Qatari banks plan to borrow more than $6 billion to finance a construction boom ahead of the 2022 soccer World Cup amid slumping oil prices.
Shareholders in Al Khaliji Commercial Bank approved a $2.5 billion bond programme on February 25, and QNB said on March 17 it arranged a $3 billion loan. Qatar International Islamic Bank (QIIB) may issue sukuk, or Islamic bonds, it said on February 19. Government deposits at Qatar’s banks more than tripled in the five years ended February 2014 before declining 4% the following year, central bank data show.
Qatar, a member of the Organisation of Petroleum Exporting Countries, is spending $182 billion, or 90% of its 2013 gross domestic product, on roads, stadiums and other facilities by 2019 to play host to the World Cup. Banks will probably boost lending to $239bn in 2018 to cater to a population that grew 9.5% last year, according to a QNB report in February.
“The halving of oil has reduced government deposits, yet expectations of a significant increase in future credit demand has meant Qatari banks are seeking to raise debt,” Akber Khan, director of asset management at Al Rayan Investment, said in e- mailed comments on Monday. “Banks need to go to bond markets.”
Lenders in the Gulf Co-operation Council have raised $7.2 billion through bond sales this year, up from $3 billion a year earlier, according to data compiled by Bloomberg. Atiq Ur Rehman, Citigroup Inc’s chief executive officer for the Middle East and North Africa, said in an April 7 interview that he expects “debt capital market and syndicated loan activity to be better this year.”
The average yield on bonds sold by Middle Eastern borrowers declined 21 basis points this year to 4.13%, according to JPMorgan Chase & Co’s indexes. The yield on Qatar Islamic Bank sukuk maturing in 2017 is down 45 basis points in the period. The bank said on January 18 it may issue another sukuk, and Masraf Al Rayan said it too is considering Islamic bonds.
Fitch Ratings upgraded seven Qatari banks in March on an “expectation of support from the Qatari authorities for domestic banks in case of need,” the agency said.
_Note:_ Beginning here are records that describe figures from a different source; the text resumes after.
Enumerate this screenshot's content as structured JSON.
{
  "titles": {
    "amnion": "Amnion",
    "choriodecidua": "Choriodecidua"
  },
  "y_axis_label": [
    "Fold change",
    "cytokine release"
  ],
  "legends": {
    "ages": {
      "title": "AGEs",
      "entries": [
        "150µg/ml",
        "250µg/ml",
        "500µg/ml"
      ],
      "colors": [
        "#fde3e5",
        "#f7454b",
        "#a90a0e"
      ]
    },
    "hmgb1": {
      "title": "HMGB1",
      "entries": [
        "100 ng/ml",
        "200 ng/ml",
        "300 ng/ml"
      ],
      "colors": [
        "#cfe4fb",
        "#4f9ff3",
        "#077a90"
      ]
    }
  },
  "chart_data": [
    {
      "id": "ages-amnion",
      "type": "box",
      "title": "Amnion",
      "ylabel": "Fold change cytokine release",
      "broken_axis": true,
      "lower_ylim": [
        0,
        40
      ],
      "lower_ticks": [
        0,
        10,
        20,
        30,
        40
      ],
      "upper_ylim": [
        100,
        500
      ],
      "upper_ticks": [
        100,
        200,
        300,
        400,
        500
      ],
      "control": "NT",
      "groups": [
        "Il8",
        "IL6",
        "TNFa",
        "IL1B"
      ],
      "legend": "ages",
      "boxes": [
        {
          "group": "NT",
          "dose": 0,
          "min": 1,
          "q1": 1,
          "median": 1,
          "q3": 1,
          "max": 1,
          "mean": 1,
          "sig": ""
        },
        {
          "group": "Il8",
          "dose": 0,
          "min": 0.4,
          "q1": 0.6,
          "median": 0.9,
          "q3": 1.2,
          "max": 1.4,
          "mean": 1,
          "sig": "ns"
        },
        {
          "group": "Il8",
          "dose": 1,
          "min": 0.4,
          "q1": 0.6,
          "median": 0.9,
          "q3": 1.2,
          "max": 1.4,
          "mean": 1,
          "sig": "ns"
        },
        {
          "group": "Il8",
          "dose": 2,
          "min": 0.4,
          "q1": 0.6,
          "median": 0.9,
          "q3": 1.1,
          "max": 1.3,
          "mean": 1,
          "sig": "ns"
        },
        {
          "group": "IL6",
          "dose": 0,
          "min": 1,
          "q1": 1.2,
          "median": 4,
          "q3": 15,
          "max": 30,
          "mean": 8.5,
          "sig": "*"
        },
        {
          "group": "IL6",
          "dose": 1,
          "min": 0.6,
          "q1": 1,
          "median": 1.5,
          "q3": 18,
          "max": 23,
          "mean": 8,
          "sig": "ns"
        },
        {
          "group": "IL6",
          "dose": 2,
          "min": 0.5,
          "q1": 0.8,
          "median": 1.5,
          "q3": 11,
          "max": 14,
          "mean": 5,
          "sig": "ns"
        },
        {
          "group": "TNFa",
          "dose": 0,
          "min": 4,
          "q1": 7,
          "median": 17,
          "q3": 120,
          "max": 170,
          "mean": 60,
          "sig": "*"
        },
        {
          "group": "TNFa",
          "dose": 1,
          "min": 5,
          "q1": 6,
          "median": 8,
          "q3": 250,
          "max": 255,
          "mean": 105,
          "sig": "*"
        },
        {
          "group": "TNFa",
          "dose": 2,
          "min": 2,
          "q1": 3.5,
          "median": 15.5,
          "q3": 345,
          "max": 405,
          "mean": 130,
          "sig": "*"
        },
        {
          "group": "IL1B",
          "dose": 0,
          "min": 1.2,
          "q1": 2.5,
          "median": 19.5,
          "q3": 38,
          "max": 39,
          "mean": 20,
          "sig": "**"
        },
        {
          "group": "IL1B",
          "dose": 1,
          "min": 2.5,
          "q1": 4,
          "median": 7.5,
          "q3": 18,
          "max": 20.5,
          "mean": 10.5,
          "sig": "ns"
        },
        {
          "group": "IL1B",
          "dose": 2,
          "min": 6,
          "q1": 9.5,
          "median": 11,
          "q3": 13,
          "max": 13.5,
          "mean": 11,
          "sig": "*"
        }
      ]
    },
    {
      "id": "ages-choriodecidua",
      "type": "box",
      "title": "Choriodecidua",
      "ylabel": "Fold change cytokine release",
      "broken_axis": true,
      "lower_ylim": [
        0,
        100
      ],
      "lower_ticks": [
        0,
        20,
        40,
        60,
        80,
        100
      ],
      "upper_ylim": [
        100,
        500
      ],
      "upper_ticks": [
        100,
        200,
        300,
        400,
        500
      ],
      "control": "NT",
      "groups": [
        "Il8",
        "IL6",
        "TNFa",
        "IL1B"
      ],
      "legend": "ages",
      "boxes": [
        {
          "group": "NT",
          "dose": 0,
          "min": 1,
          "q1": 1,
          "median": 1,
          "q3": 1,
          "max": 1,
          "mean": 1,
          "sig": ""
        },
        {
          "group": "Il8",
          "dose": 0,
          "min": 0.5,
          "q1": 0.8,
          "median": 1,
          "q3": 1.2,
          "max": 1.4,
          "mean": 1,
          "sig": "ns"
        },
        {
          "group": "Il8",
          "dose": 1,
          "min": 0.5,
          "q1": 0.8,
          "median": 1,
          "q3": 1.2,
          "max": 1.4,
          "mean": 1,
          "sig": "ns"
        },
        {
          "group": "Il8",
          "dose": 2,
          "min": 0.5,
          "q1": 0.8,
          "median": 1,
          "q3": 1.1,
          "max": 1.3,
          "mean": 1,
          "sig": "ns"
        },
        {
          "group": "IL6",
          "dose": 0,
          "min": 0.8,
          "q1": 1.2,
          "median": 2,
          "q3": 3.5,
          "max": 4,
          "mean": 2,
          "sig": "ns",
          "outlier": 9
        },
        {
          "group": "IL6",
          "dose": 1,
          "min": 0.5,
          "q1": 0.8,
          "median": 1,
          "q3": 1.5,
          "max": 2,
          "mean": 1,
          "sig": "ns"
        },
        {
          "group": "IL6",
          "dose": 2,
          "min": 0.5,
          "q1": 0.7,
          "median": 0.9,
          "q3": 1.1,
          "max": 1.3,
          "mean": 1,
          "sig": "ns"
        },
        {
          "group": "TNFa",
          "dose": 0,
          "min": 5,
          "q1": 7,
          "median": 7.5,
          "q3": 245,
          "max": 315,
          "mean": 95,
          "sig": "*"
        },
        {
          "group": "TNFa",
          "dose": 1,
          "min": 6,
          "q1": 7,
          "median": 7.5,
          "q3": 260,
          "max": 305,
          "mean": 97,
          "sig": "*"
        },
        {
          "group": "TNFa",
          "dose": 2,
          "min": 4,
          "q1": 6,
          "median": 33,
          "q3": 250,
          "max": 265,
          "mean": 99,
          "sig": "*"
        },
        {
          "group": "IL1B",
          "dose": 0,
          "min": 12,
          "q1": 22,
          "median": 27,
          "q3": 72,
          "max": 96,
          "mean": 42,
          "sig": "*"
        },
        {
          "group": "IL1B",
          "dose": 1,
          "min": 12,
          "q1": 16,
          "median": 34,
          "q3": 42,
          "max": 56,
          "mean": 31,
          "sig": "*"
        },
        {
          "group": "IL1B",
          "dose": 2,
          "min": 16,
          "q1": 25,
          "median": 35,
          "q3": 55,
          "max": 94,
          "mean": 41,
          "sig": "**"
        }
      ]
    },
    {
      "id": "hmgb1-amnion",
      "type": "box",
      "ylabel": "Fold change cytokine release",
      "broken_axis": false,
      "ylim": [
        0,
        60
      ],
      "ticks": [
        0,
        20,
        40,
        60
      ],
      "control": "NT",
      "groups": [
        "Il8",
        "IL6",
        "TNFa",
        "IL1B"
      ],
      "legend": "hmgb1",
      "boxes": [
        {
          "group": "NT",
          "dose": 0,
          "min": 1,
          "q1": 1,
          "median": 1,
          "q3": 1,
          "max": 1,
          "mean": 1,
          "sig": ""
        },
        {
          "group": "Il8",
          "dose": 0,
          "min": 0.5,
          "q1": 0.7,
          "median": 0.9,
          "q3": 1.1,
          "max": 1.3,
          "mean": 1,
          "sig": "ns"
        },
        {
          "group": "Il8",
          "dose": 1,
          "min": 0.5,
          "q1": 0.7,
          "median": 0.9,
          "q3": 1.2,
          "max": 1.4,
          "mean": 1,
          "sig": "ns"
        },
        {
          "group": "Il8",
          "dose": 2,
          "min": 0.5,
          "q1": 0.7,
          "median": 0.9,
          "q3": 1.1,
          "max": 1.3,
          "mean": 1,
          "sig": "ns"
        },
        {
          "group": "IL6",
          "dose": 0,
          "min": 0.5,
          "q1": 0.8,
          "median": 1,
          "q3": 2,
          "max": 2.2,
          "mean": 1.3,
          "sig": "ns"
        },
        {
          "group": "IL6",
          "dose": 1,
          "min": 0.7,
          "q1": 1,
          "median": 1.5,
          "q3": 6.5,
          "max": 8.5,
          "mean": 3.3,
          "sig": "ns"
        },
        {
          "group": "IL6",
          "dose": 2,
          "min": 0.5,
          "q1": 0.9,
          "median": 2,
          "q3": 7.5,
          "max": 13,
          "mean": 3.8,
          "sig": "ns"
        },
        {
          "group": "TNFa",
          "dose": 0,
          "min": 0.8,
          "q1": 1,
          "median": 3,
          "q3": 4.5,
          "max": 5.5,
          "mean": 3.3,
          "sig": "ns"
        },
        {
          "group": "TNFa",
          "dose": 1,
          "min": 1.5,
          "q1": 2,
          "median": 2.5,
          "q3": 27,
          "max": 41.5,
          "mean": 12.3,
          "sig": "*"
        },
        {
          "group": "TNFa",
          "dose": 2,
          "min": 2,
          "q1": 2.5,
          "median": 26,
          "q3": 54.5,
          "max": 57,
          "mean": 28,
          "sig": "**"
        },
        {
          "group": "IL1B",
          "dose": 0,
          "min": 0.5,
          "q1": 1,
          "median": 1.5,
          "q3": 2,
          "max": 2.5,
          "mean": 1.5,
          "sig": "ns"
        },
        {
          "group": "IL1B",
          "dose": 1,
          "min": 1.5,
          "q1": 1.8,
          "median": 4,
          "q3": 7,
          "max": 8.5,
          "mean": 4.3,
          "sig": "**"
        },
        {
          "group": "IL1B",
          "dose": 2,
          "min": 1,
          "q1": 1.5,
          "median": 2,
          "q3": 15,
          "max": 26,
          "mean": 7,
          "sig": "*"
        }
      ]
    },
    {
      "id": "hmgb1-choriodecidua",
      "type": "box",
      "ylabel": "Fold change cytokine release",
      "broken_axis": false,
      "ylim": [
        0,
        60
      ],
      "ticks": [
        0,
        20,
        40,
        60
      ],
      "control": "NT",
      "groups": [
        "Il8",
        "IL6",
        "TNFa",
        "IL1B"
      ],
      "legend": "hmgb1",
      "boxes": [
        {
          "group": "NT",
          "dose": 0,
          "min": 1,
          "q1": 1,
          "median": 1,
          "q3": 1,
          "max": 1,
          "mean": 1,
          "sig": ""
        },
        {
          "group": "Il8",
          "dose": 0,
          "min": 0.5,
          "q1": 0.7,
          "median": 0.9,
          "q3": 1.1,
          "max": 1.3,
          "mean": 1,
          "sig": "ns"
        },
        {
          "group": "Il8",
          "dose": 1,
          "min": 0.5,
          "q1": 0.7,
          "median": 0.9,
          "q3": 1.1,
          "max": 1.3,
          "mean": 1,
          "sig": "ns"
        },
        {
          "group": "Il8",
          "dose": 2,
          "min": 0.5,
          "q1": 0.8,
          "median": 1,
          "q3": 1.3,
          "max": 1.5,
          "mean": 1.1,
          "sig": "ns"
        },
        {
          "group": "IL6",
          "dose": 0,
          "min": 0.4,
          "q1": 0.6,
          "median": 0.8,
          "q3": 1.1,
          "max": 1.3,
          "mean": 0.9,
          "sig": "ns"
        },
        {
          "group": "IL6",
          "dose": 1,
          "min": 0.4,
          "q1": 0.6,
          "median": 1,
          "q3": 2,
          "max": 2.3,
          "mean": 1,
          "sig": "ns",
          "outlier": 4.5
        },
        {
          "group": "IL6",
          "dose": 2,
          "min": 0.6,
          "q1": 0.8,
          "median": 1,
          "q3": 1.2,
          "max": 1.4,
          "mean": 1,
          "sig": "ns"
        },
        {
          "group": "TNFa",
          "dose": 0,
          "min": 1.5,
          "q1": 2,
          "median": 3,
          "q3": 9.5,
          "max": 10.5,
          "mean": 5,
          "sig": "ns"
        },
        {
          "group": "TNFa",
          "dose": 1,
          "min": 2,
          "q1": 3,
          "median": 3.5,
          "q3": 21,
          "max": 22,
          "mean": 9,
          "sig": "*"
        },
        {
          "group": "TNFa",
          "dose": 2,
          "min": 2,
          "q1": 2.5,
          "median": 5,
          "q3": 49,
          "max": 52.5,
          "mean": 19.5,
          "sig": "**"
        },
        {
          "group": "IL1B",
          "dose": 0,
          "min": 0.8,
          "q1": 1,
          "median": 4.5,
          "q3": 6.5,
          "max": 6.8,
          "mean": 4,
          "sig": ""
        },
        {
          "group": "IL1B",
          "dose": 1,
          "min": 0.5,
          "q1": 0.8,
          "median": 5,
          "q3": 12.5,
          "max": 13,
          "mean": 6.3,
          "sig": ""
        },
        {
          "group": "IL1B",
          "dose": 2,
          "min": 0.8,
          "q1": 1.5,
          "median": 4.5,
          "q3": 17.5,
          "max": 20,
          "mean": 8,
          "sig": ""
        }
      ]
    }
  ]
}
The Qatar Investment Authority, the country’s sovereign wealth fund, has acquired stakes ranging from 17% to 50% in each of the eight banks listed on the Doha stock exchange, according to bourse data.
“Banks could be more active in issuance this year as we expect some relative weakness in local deposit markets in the Gulf region” and a “slight increase in cost of deposits,” F Timucin Engin, director of ratings for financial institutions at Standard & Poor’s Ratings Services, said on Monday in e-mailed comments.
Uncertainty about the degree of government support for banks is a concern for some investors, Fahmi Alghussein, chief executive officer of Amwal, an asset manager, said on Monday by phone. This uncertainty, coupled with a lack of standard rules and regulations for sukuk issues, have hindered the growth of debt markets in the region, he said.
“If we’ve learned anything from the financial crisis, it’s that there is a difference between implicit and explicit sovereign guarantees,” Alghussein said. “Unless it’s explicit, buyer beware.”
Government deposits at Qatar banks fell as crude tumbled by almost half since last year’s June peak. Qatar, the world’s largest exporter of liquefied natural gas, has faced a comparable decline in gas prices over the same period.
Borrowing costs may rise this year if the US Federal Reserve raises its benchmark rate. A majority of economists in an April 3-9 Bloomberg survey forecast the first rate increase at the Fed’s September meeting.
“Qatari banks are viewed as safe-haven assets,” Ataf Ahmed, head of asset management at Doha-based QInvest, said on Monday by e-mail. QInvest is “likely to hold some Qatari bank sukuk as a defensive measure in our client portfolios and funds” and sees a potential increase in interest rates as the main risk to the Islamic bonds, he said.